Here, success is a dirty word, and any kind of success is punished on various levels. We tend to be all the same, every single thing that’s different is something bad. We tend to be standardized, trying not to be a black sheep. Success is something out of line. We are “forced” to share the same values, the same dress, stay in the same line. We don’t celebrate diversity, genders, different skin colors, non-mainstream fashion.

I don’t know if it is a weird and creepy heritage of communism or is for any another reason. We are simply not so open-minded as we could be. I want to change this and I hope that there are way more young people like me, trying to open our minds and promote the beauty of being different. I don’t wish to have been born some place else, I just wish for my own place to improve. Life is hard everywhere on the Earth, it is up to us to change it, or at least to try.

Would your 6-year-old-self be happy to learn who you became?

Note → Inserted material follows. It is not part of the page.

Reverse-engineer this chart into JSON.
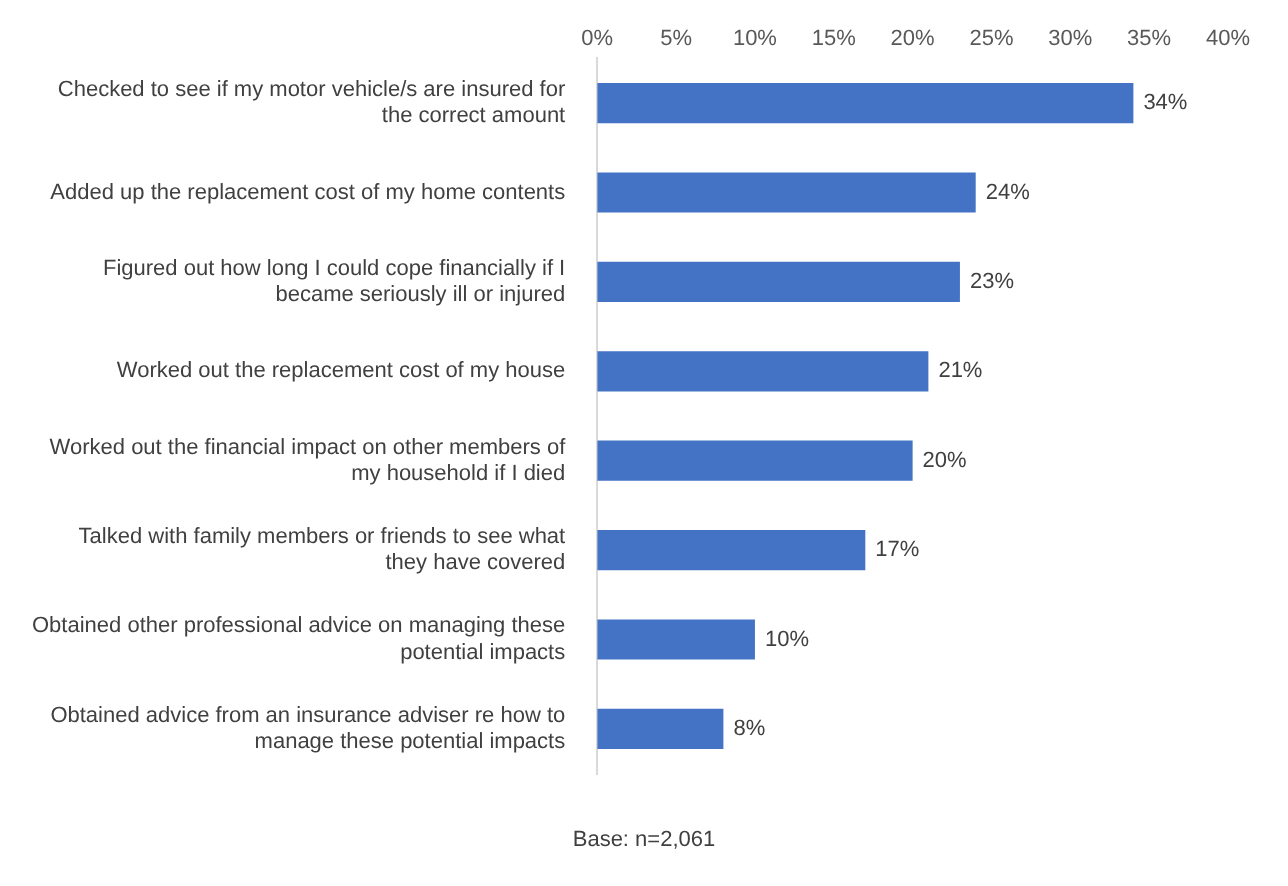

Laura: My 6-years old me wont be definitely happy, it wanted to be an astronaut of course! Flying to the universe and back, at least my fantasy let me go anywhere I wanted to be. My 6-years-self would definitely recommend me to be Batman.

As an adult I feel like to be still 6-years old sometimes. And sometimes I feel like that 6-years-old me was way more wise than I am now. Becoming an adult made me feel a little like I’ve stopped to understand the world, so I try to keep my inner child alive. Maybe it’s a way to avoid becoming crazy.

My inner child keeps me stay warm-hearted, kind, open-minded. I’m trying to find the best in people, hope for better days, create new stuff and have a little bit of fun in my life — my brain shouldn’t be the only chief of my personality, even if I’m a very rational and pessimistic person.

What would you advise to your 18-years-old self?

Laura: I would recommend to my 18-years-old self not to be so pessimistic during my teens and early twenties. I know I was super-sarcastic and unhappy 24-7. We live just once, so let’s not waste our life energy on negativity. It took me a lot of time to realize that happiness comes only from your very own.